Sie sahen in ihm ein „Sicherheitsrisiko, eine Gefahr für das Bevölkerungswachstum der arischen Rasse“. In der Richtlinie zur „Säuberung“ von Bibliotheken wurden Hirschfelds Publikationen beispielhaft als „volks- und rassezerstörende“ Schriften diffamiert und ihre Vernichtung gefordert. Dreizehn Jahre und elf Monate nach der Gründung war es vorbei mit dem „geschützten Rahmen.“  Auf Trompetensignal hin stürmten, plünderten und zerstörten Sportstudenten des Nationalsozialistischen Deutschen Studentenbundes Anfang Mai 1933 das Institut für Sexualwissenschaft.

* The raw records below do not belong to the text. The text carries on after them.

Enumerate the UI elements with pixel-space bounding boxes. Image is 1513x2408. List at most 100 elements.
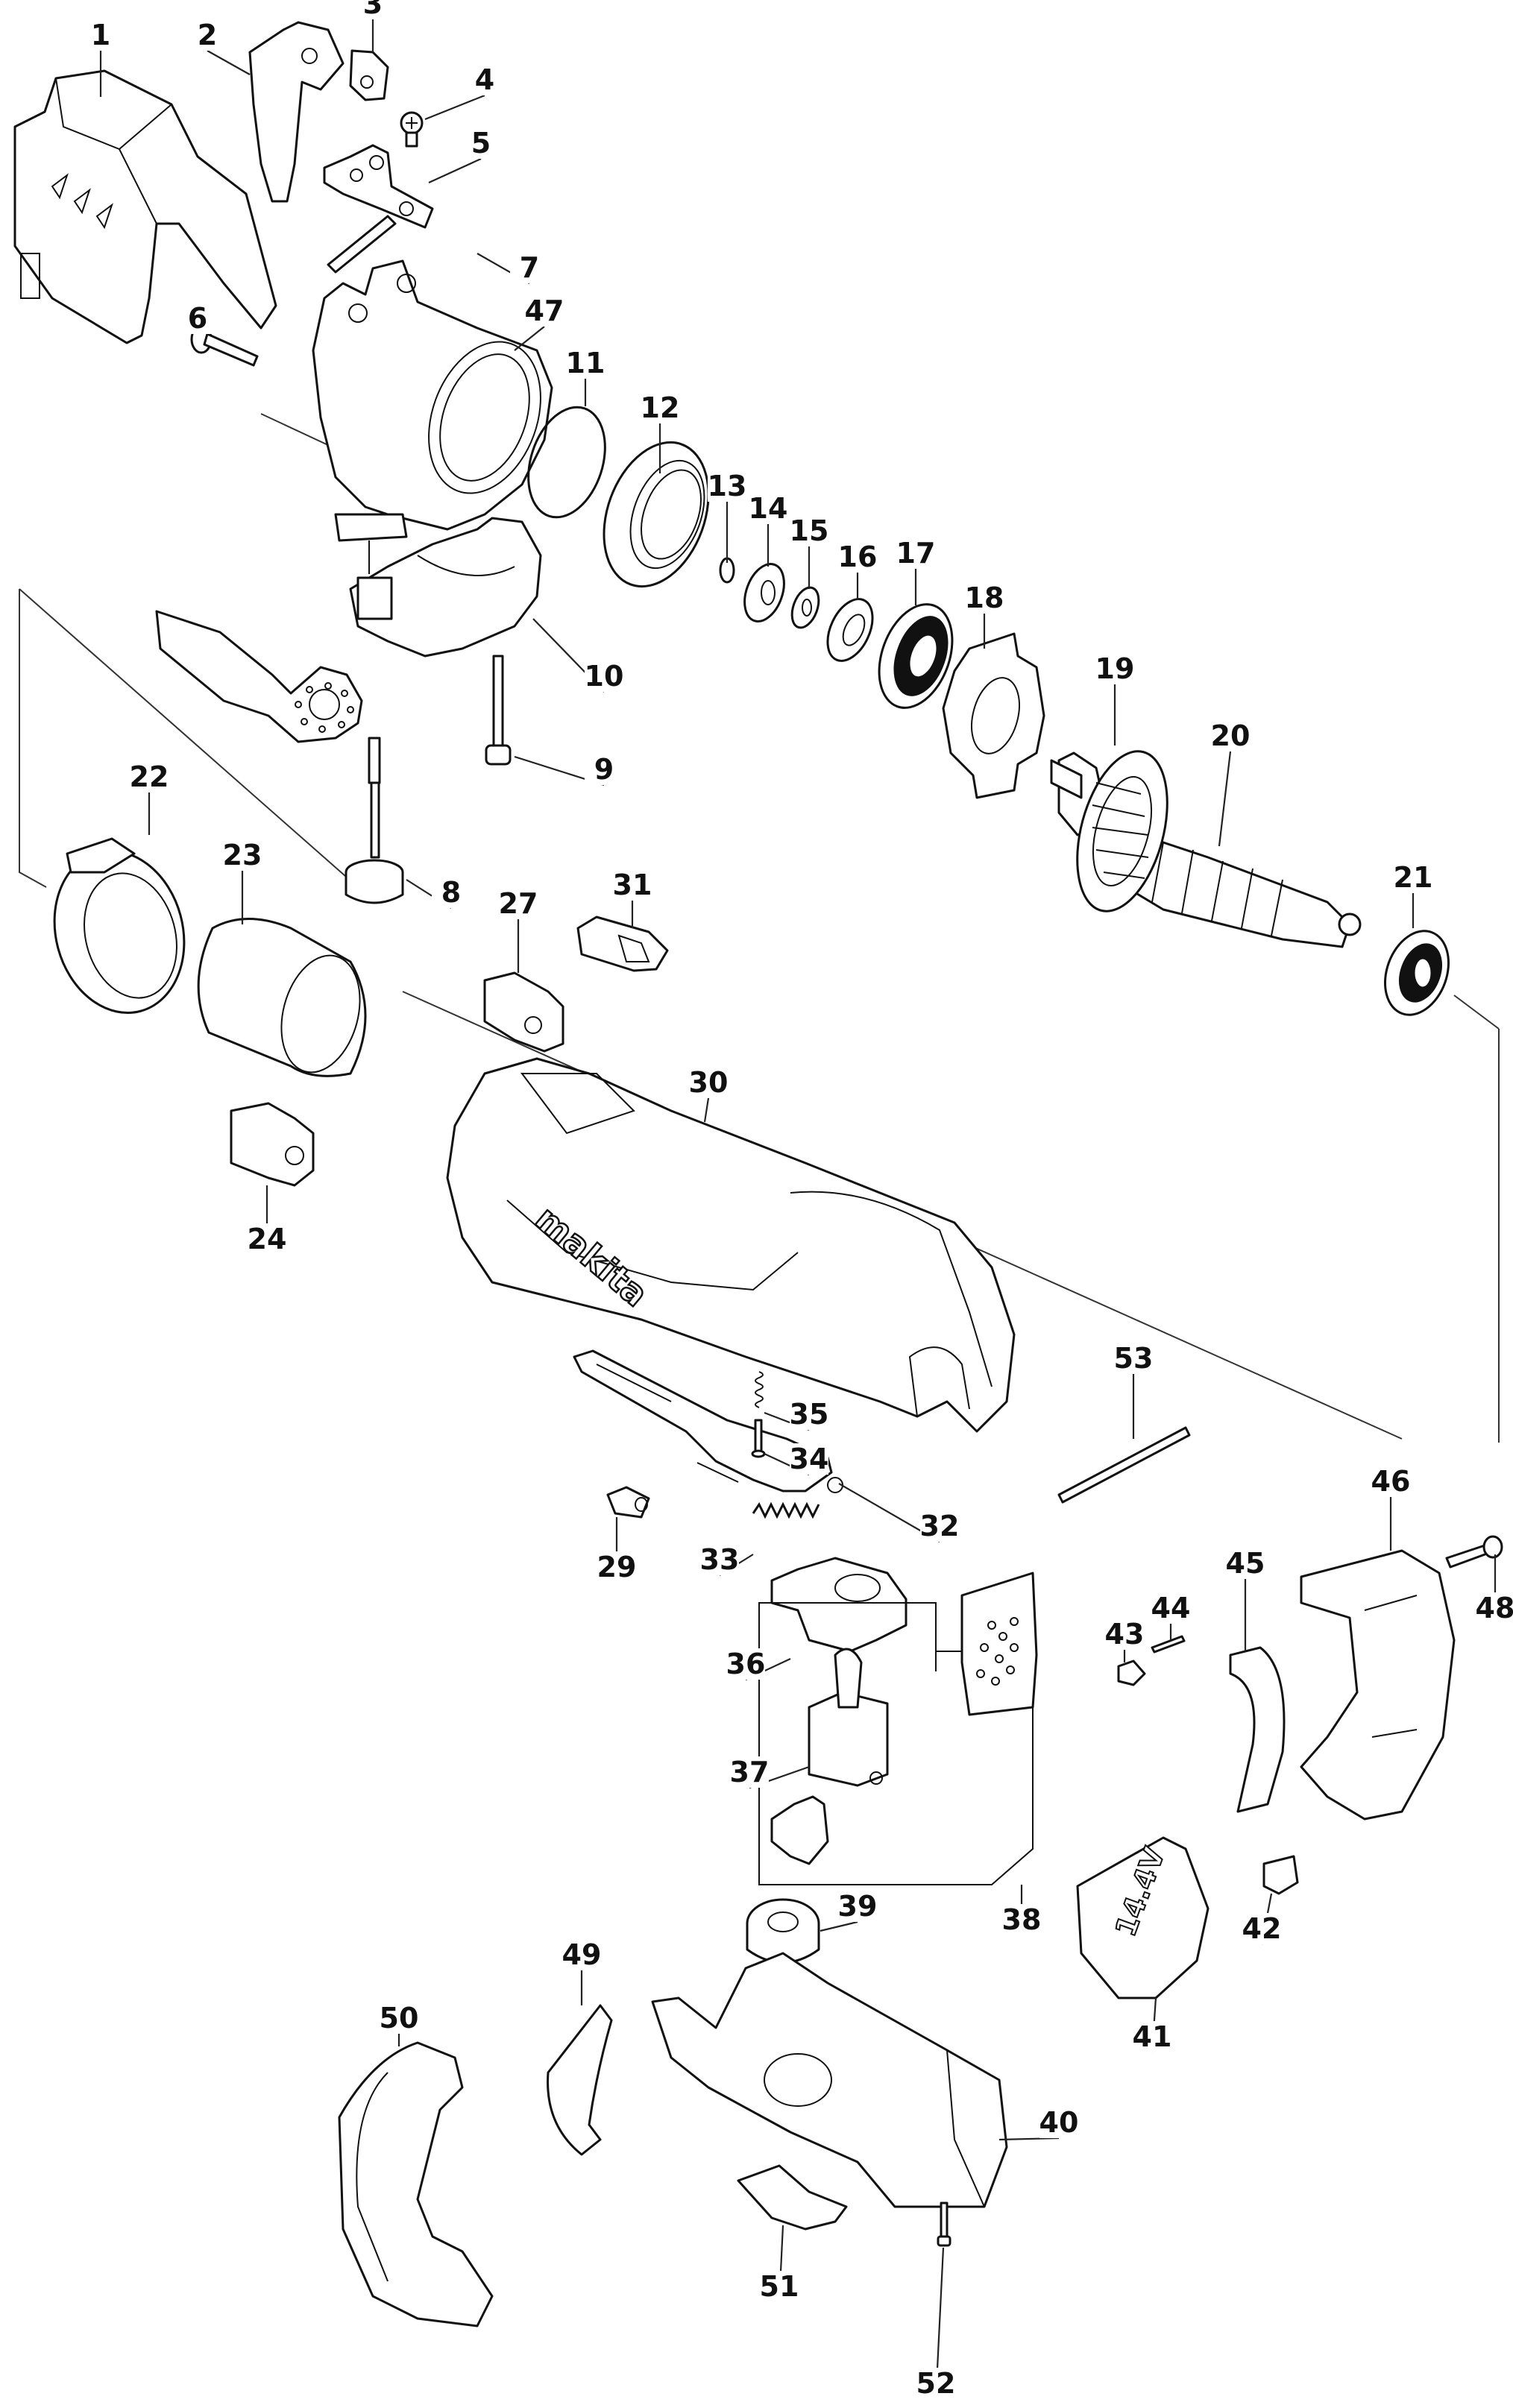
part-number-label: 11	[566, 347, 605, 379]
part-number-label: 44	[1151, 1592, 1191, 1624]
label-backing	[790, 1443, 828, 1475]
label-backing	[1114, 1343, 1153, 1374]
label-backing	[1226, 1548, 1265, 1579]
label-backing	[248, 1223, 286, 1255]
part-number-label: 38	[1002, 1903, 1042, 1936]
part-handle-housing	[651, 1952, 1008, 2208]
part-cover	[349, 517, 542, 658]
label-backing	[510, 252, 549, 283]
label-backing	[790, 515, 828, 546]
callout-compression-spring: 35	[764, 1398, 828, 1431]
callout-eccentric-bearing: 16	[838, 540, 877, 600]
label-backing	[525, 295, 564, 327]
part-lever	[248, 21, 345, 203]
callout-handle-housing: 40	[998, 2106, 1079, 2141]
part-number-label: 23	[223, 839, 262, 872]
part-number-label: 35	[790, 1398, 829, 1431]
part-bearing-sleeve	[743, 563, 785, 623]
label-backing	[838, 1891, 877, 1922]
label-backing	[896, 538, 935, 569]
part-number-label: 37	[730, 1756, 770, 1788]
part-number-label: 43	[1105, 1618, 1145, 1651]
part-number-label: 17	[896, 537, 936, 570]
part-number-label: 46	[1371, 1465, 1411, 1498]
callout-sponge: 53	[1114, 1342, 1153, 1439]
leader-line	[207, 50, 251, 75]
label-backing	[790, 1399, 828, 1430]
part-number-label: 47	[525, 294, 564, 327]
callout-dial: 39	[820, 1890, 877, 1932]
part-number-label: 40	[1039, 2106, 1079, 2139]
part-sponge	[1057, 1426, 1191, 1504]
part-number-label: 31	[613, 869, 652, 901]
callout-armature: 20	[1211, 719, 1250, 847]
part-rubber-ring	[603, 441, 710, 588]
part-spring-33	[752, 1501, 820, 1519]
part-number-label: 24	[248, 1223, 287, 1255]
label-backing	[749, 493, 787, 524]
label-backing	[916, 2368, 955, 2399]
label-backing	[1002, 1904, 1041, 1935]
callout-name-plate: 51	[760, 2225, 799, 2303]
part-number-label: 27	[499, 887, 538, 920]
callout-insulation-washer: 18	[965, 581, 1004, 649]
callout-pin: 7	[476, 251, 549, 284]
part-number-label: 8	[441, 876, 461, 909]
part-number-label: 49	[562, 1938, 602, 1971]
callout-ball-bearing: 17	[896, 537, 936, 605]
part-number-label: 30	[689, 1066, 729, 1099]
callout-retaining-ring: 13	[708, 470, 746, 563]
label-backing	[1133, 2021, 1171, 2052]
leader-line	[998, 2137, 1060, 2141]
callout-rear-cover: 50	[380, 2002, 418, 2046]
part-number-label: 6	[188, 302, 207, 335]
callout-switch-lever: 32	[838, 1483, 959, 1542]
label-backing	[920, 1510, 959, 1542]
part-switch	[808, 1648, 889, 1787]
callout-terminal-cover: 41	[1133, 1997, 1172, 2053]
callout-magnet: 43	[1105, 1618, 1145, 1662]
part-ball-bearing-21	[1383, 930, 1450, 1016]
label-backing	[81, 19, 120, 51]
part-handle-cover	[1300, 1549, 1456, 1821]
part-controller-assembly	[758, 1572, 1038, 1920]
part-bearing-retainer	[53, 837, 186, 1015]
part-number-label: 41	[1133, 2020, 1172, 2053]
callout-screw: 48	[1476, 1554, 1513, 1624]
label-backing	[1242, 1913, 1281, 1944]
part-number-label: 33	[700, 1543, 740, 1576]
part-ball-bearing-17	[878, 603, 954, 709]
part-eccentric-bearing	[826, 598, 874, 662]
part-rubber-grip-45	[1229, 1646, 1286, 1813]
part-number-label: 4	[475, 63, 494, 96]
callout-flat-washer: 15	[790, 514, 829, 589]
callout-slide-button: 31	[613, 869, 652, 928]
part-cam	[349, 49, 389, 101]
label-backing	[1394, 862, 1432, 893]
label-backing	[1151, 1592, 1190, 1624]
callout-cam: 3	[353, 0, 392, 52]
label-backing	[566, 347, 605, 379]
callout-plate: 5	[428, 127, 500, 184]
label-backing	[562, 1939, 601, 1970]
leader-line	[703, 1097, 710, 1123]
callout-gear-housing: 47	[514, 294, 564, 351]
part-plate	[323, 144, 434, 229]
part-screw-9	[485, 655, 512, 766]
part-number-label: 21	[1394, 861, 1433, 894]
part-number-label: 15	[790, 514, 829, 547]
callout-brush-holder: 24	[248, 1185, 287, 1255]
part-pin-34	[751, 1419, 766, 1458]
part-number-label: 9	[594, 753, 614, 786]
callout-pin: 34	[764, 1443, 828, 1475]
part-pin-44	[1151, 1635, 1186, 1654]
label-backing	[1476, 1592, 1513, 1624]
callout-lever: 2	[188, 19, 251, 75]
label-backing	[1095, 653, 1134, 684]
part-number-label: 1	[91, 19, 110, 51]
part-number-label: 10	[585, 660, 624, 693]
part-number-label: 52	[916, 2367, 956, 2400]
part-number-label: 36	[726, 1648, 766, 1680]
part-hook	[1262, 1855, 1299, 1895]
callout-front-cover: 1	[81, 19, 120, 97]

Sie stahlen 15 Zentner Literatur aus der weltweit bekannten Fachbibliothek und brachten sie zum Studentenhaus in der Oranienburger Straße.

Studenten der Deutschen Hochschule für Leibesübungen am Institut für Sexualwissenschaft vor der Plünderung am 6. Mai 1933 (©United States Holocaust Memorial Museum, Public domain, via Wikimedia Commons)

Mit anderen gestohlenen oder unter Gewaltanwendung geraubten Büchern aus anderen Bibliotheken – von Autoren oder mit Inhalten, die den Nazis missfielen – wurden sie am 10. Mai zum Opernplatz gebracht und in der Dunkelheit mit sogenannten „Feuersprüchen“, die nur so von Intoleranz, Rassismus und Antisemitismus strotzten, verbrannt. (Bücherverbrennung 1933)

In den folgenden Monaten und Jahren wurde die homosexuelle Bürgerrechtsbewegung zerschlagen, wurden schwule Treffpunkte geschlossen, entsprechende Zeitschriften verboten und Zehntausende homosexuelle Männer zu Gefängnis, Zuchthaus und Konzentrationslager verurteilt.

An das Hirschfeld-Institut erinnert heute nur noch eine eher bescheidene Gedenktafel, die 75 Jahre nach seiner Gründung am 6. Juli 1994 in der Nähe des ehemaligen Standorts aufgestellt wurde.(Fotos:bse):

 

 

 

Immerhin ist im Schwulen Museum in der Lützowstraße eine Büste Hirschfelds zu finden:

Magnus Hirschfeld Büste im Schwulen Museum (© via Wikimedia Commons)

Laut Koalitionsvertrag der zukünftigen möglichen CDU-SPD-Regierung Berlins (2023) soll allerdings „Zum Gedenken an den deutschen Arzt, Sexualforscher und Empiriker Magnus Hirschfeld, der schwul, Sozialist, Jude und Mitbegründer der weltweit ersten Homosexuellen-Bewegung war, der 14. Mai als Magnus-Hirschfeld-Tag etabliert und sein Wirken mit einer jährlichen Veranstaltung gewürdigt werden“.